Type Journal Article - African Journal of Agricultural and Resource Economics Volume
Title Determinants and welfare effects of smallholder participation in horticultural markets in Zambia
Author(s)
Volume 10
Issue 4
Publication (Day/Month/Year) 2015
Page numbers 279-296
URL http://ageconsearch.tind.io/record/229810/files/2 Hichaambwa et al.pdf
Abstract
We examine smallholder participation in horticultural markets in Zambia, with two main questions
in mind: 1) who participates in horticultural markets? and 2) how does participation affect household
income and other welfare outcomes?
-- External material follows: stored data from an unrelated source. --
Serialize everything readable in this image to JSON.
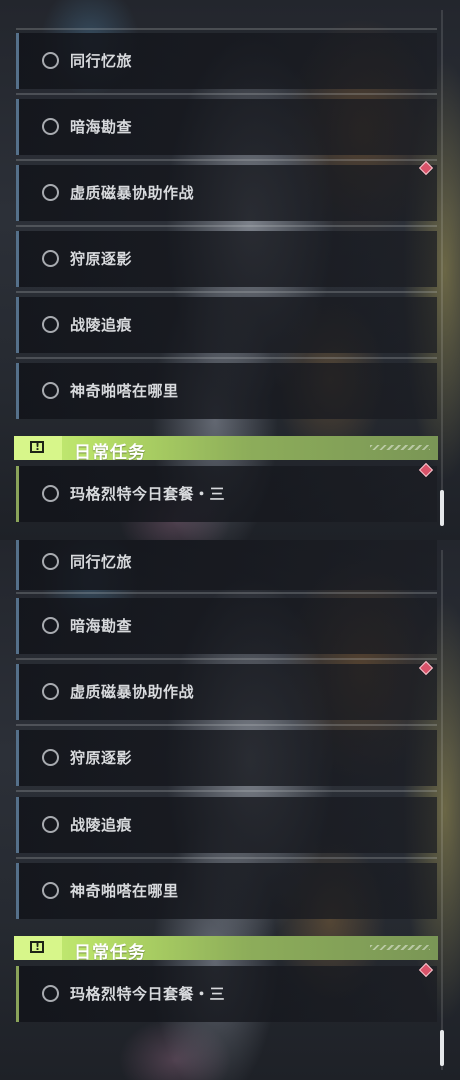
{
  "panels": [
    {
      "quests": [
        {
          "label": "同行忆旅",
          "tracked": false
        },
        {
          "label": "暗海勘查",
          "tracked": false
        },
        {
          "label": "虚质磁暴协助作战",
          "tracked": false
        },
        {
          "label": "狩原逐影",
          "tracked": false
        },
        {
          "label": "战陵追痕",
          "tracked": false
        },
        {
          "label": "神奇啪嗒在哪里",
          "tracked": false
        }
      ],
      "daily_section": {
        "title": "日常任务"
      },
      "daily_quests": [
        {
          "label": "玛格烈特今日套餐・三",
          "tracked": false
        }
      ],
      "scroll_position": 0.95
    },
    {
      "quests": [
        {
          "label": "同行忆旅",
          "tracked": false
        },
        {
          "label": "暗海勘查",
          "tracked": false
        },
        {
          "label": "虚质磁暴协助作战",
          "tracked": false
        },
        {
          "label": "狩原逐影",
          "tracked": false
        },
        {
          "label": "战陵追痕",
          "tracked": false
        },
        {
          "label": "神奇啪嗒在哪里",
          "tracked": false
        }
      ],
      "daily_section": {
        "title": "日常任务"
      },
      "daily_quests": [
        {
          "label": "玛格烈特今日套餐・三",
          "tracked": false
        }
      ],
      "scroll_position": 1.0
    }
  ],
  "colors": {
    "daily_accent": "#b6de66",
    "quest_marker": "#d9536a",
    "row_border": "#55708a"
  },
  "icons": {
    "quest_status": "hollow-circle",
    "new_marker": "red-diamond",
    "daily_header": "exclamation-box"
  }
}
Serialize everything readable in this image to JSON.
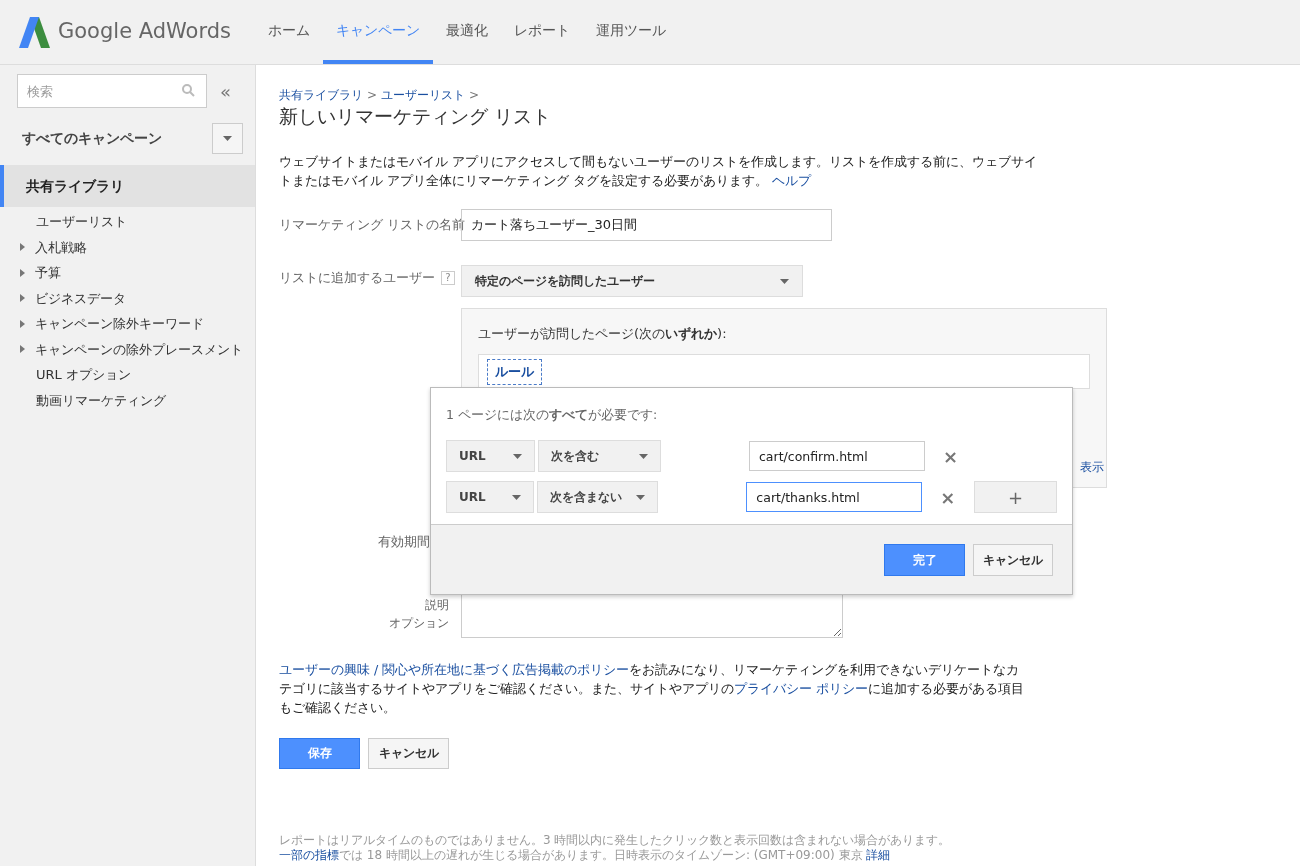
{
  "header": {
    "logo_text": "Google AdWords",
    "tabs": [
      {
        "label": "ホーム",
        "selected": false
      },
      {
        "label": "キャンペーン",
        "selected": true
      },
      {
        "label": "最適化",
        "selected": false
      },
      {
        "label": "レポート",
        "selected": false
      },
      {
        "label": "運用ツール",
        "selected": false
      }
    ]
  },
  "sidebar": {
    "search": {
      "placeholder": "検索"
    },
    "collapse": "«",
    "campaigns": "すべてのキャンペーン",
    "section": {
      "label": "共有ライブラリ",
      "selected": true
    },
    "items": [
      {
        "label": "ユーザーリスト",
        "kind": "leaf"
      },
      {
        "label": "入札戦略",
        "kind": "group"
      },
      {
        "label": "予算",
        "kind": "group"
      },
      {
        "label": "ビジネスデータ",
        "kind": "group"
      },
      {
        "label": "キャンペーン除外キーワード",
        "kind": "group"
      },
      {
        "label": "キャンペーンの除外プレースメント",
        "kind": "group"
      },
      {
        "label": "URL オプション",
        "kind": "leaf"
      },
      {
        "label": "動画リマーケティング",
        "kind": "leaf"
      }
    ]
  },
  "breadcrumb": [
    "共有ライブラリ",
    "ユーザーリスト"
  ],
  "breadcrumb_sep": ">",
  "title": "新しいリマーケティング リスト",
  "intro": {
    "text": "ウェブサイトまたはモバイル アプリにアクセスして間もないユーザーのリストを作成します。リストを作成する前に、ウェブサイトまたはモバイル アプリ全体にリマーケティング タグを設定する必要があります。",
    "link": "ヘルプ"
  },
  "form": {
    "name_label": "リマーケティング リストの名前",
    "name_value": "カート落ちユーザー_30日間",
    "users_label": "リストに追加するユーザー",
    "users_help": "?",
    "users_value": "特定のページを訪問したユーザー",
    "pages_heading": "ユーザーが訪問したページ(次の**いずれか**):",
    "rule_chip": "ルール",
    "pages_link": "表示",
    "duration_label": "有効期間",
    "description_label": "説明",
    "description_note": "オプション"
  },
  "rule_popup": {
    "heading": "1 ページには次の**すべて**が必要です:",
    "rules": [
      {
        "field": "URL",
        "operator": "次を含む",
        "value": "cart/confirm.html",
        "focused": false,
        "remove": "×"
      },
      {
        "field": "URL",
        "operator": "次を含まない",
        "value": "cart/thanks.html",
        "focused": true,
        "remove": "×",
        "add": "+"
      }
    ],
    "done": "完了",
    "cancel": "キャンセル"
  },
  "policy": [
    {
      "text": "ユーザーの興味 / 関心や所在地に基づく広告掲載のポリシー",
      "link": true
    },
    {
      "text": "をお読みになり、リマーケティングを利用できないデリケートなカテゴリに該当するサイトやアプリをご確認ください。また、サイトやアプリの",
      "link": false
    },
    {
      "text": "プライバシー ポリシー",
      "link": true
    },
    {
      "text": "に追加する必要がある項目もご確認ください。",
      "link": false
    }
  ],
  "buttons": {
    "save": "保存",
    "cancel": "キャンセル"
  },
  "footer": {
    "line1": "レポートはリアルタイムのものではありません。3 時間以内に発生したクリック数と表示回数は含まれない場合があります。",
    "line2": [
      {
        "text": "一部の指標",
        "link": true
      },
      {
        "text": "では 18 時間以上の遅れが生じる場合があります。日時表示のタイムゾーン: (GMT+09:00) 東京 ",
        "link": false
      },
      {
        "text": "詳細",
        "link": true
      }
    ]
  }
}
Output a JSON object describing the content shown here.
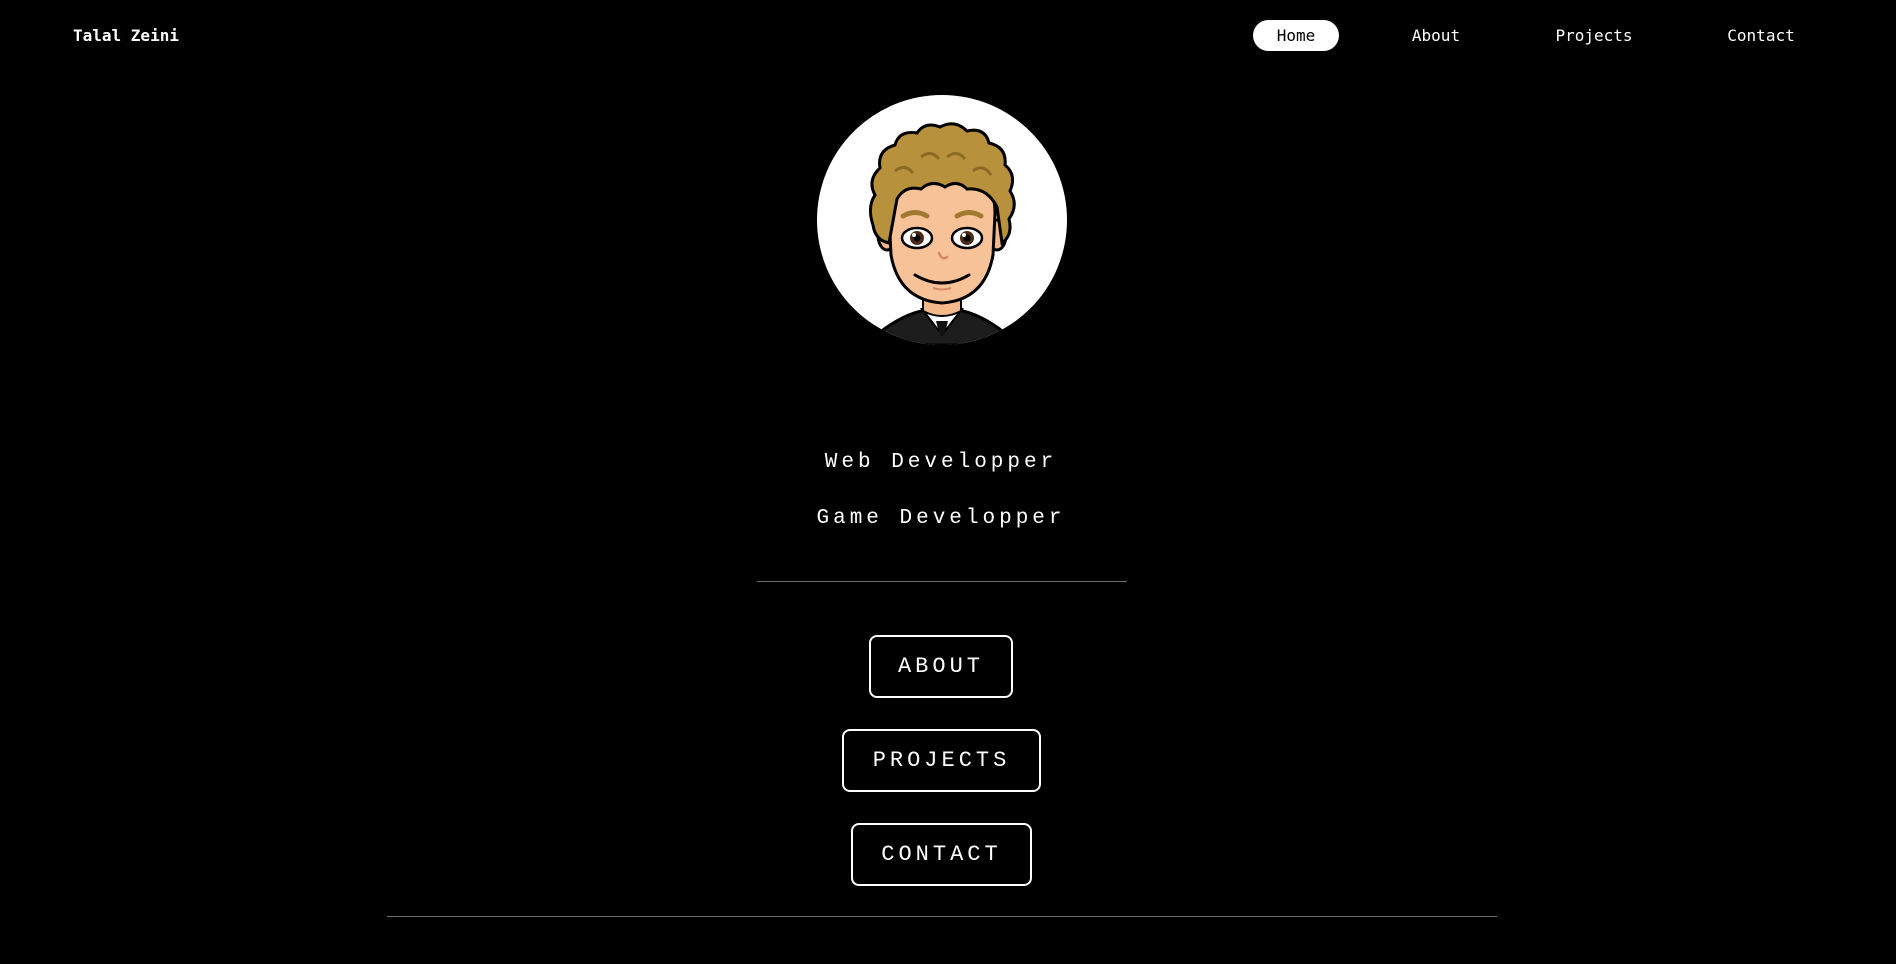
{
  "header": {
    "brand": "Talal Zeini",
    "nav": [
      {
        "label": "Home",
        "active": true
      },
      {
        "label": "About",
        "active": false
      },
      {
        "label": "Projects",
        "active": false
      },
      {
        "label": "Contact",
        "active": false
      }
    ]
  },
  "hero": {
    "avatar_icon": "bitmoji-avatar-icon",
    "roles": [
      "Web Developper",
      "Game Developper"
    ]
  },
  "buttons": {
    "about": "ABOUT",
    "projects": "PROJECTS",
    "contact": "CONTACT"
  },
  "colors": {
    "background": "#000000",
    "foreground": "#ffffff",
    "divider": "#6e6e6e"
  }
}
To control for self-selection bias in the estimation of impacts,
we used an endogenous switching framework on nationwide representative data over two agricultural
seasons pooled, but controlling for district-level fixed effects. We found that participation is
associated with labour availability, farm size, lagged productive assets, social capital through blood
kinship links to the chief or headman, level of community participation in the government’s input
subsidy programme, and high rainfall variability measured by its coefficient of variation.
Participation significantly increased income by 285% overall, increasing to over 300% for femaleheaded
households, those cultivating less than one hectare and the extremely poor. These findings
provide an empirical foundation to support Zambian policy-makers’ crop-diversification and
poverty-reduction agricultural policy objectives.